Imperfect produce isn’t just fine to eat - It’s delicious! We sometimes assume that when we’re choosing to eat fugly, we’re settling for less. This is by no means the case. If we limit what we taste to fruit and vegetables that look good, we’re missing out on countless tasty treats. It can be challenging to look beyond how a piece of produce looks, but did you know that the science actually backs us up here, and that looks can be deceiving?
Look ≠ Flavour
The kind of fruit and vegetables that wind up in a Good And Fugly box is originally rejected by supermarkets based on how they look alone. Major retailers have specific criterias for the cosmetic standards they set, meaning that lots of fresh and perfectly tasting produce would otherwise go to waste. Fortunately, this means that Fuglies taste just as good as the produce on shelves that is perfectly shaped and coloured.
We’ve found that imperfect produce sometimes even actually tastes better than its perfect peers! It makes sense since it hasn't been sitting in storage for weeks or months, like a lot of the fruit and vegetables you get at the supermarket. The fruit and vegetables in a Good & Fugly box are always fresh and in season. This means its going to taste better than something that's sometimes been shipped halfway around the world. In fact, it's not uncommon for the fruit and veg in a Good & Fugly box to have been picked the day before.

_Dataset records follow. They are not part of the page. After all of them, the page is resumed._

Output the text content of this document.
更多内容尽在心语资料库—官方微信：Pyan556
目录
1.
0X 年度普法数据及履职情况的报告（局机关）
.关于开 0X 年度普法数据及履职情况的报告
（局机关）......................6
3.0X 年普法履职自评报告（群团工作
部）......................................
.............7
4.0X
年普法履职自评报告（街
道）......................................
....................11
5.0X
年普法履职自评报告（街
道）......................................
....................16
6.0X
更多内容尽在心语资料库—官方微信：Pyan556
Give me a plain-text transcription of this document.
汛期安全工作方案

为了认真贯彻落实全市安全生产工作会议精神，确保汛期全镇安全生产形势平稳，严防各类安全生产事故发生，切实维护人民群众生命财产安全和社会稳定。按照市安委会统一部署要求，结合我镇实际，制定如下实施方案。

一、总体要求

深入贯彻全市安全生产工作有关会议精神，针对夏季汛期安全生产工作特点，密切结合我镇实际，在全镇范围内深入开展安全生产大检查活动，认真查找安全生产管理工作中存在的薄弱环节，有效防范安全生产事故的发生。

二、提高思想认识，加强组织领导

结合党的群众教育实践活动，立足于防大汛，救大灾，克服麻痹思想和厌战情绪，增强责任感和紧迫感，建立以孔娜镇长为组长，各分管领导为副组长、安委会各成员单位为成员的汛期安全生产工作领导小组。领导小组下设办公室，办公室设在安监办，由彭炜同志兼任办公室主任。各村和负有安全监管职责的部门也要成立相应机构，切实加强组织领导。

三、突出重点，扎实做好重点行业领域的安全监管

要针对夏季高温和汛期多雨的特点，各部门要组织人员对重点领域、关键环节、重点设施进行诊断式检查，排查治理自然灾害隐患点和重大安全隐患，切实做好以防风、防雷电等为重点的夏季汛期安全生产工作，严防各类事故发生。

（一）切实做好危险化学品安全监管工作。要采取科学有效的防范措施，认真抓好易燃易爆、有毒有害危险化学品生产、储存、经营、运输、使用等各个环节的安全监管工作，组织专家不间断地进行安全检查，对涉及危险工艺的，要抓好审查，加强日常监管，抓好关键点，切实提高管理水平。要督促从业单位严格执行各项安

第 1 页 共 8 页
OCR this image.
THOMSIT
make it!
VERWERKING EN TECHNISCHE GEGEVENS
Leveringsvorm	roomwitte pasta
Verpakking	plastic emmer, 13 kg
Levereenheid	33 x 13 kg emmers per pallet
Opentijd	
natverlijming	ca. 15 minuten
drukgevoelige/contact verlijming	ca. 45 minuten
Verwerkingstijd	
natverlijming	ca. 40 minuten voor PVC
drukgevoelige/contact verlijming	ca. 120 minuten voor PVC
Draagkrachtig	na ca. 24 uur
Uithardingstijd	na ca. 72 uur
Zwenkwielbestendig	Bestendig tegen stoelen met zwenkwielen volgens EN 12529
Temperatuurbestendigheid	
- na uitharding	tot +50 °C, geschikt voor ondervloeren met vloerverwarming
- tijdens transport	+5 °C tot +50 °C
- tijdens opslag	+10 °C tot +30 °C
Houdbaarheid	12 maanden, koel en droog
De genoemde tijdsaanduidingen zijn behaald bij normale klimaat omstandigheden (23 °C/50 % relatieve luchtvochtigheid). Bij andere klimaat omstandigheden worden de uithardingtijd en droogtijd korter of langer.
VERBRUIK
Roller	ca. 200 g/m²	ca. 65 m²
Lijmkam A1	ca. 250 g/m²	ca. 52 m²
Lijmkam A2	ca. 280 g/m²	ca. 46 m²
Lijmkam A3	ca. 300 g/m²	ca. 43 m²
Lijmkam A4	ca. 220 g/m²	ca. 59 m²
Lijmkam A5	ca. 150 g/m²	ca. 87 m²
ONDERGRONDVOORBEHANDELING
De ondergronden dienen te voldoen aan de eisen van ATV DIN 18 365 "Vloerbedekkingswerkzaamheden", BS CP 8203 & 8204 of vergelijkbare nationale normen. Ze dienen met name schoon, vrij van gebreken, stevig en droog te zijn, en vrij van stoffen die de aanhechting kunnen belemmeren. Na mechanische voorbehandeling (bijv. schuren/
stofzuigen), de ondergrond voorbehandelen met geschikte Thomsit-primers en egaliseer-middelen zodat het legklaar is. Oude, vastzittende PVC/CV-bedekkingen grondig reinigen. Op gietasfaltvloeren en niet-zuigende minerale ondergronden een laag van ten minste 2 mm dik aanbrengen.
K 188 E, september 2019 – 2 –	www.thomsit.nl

Human intervention does not necessarily make fruit or vegetables taste better. Fugly fruit is often more natural, meaning that you can enjoy the natural flavours that the Earth offers us. Fruit and vegetables free of human-dicted cosmetic perfection are just as great when it comes to taste, nutrition and quality. This is particularly the case when perfect fruit and veggies are more likely to be exposed to more chemicals and pesticides.
Diversity of Flavours
When we eat imperfect fruit and produce, we are able to taste a natural diversity of flavours. Commercial farming often focuses on selling a select few varieties that have the best appearance for mass marketing. However, lesser-known and heirloom varieties, which are often more prone to imperfections (and more prone to show up in a Good And Fugly box), can offer an explosion of taste and texture that you miss out on in homogenised produce. Eating Fugly expands your palette beyond supermarket mandated flavours.
So, yes, imperfect produce offers a delightful world of flavours waiting to be explored. Contrary to the misconception that settling for "fugly" means sacrificing taste, choosing imperfect produce unveils a diverse array of deliciousness. These fruits and vegetables might have been rejected based on appearance, but they taste just as good, if not better, than their flawless counterparts. Choosing imperfect produce is not settling; it's a step towards reducing food waste and supporting sustainable practices while expanding our culinary horizons.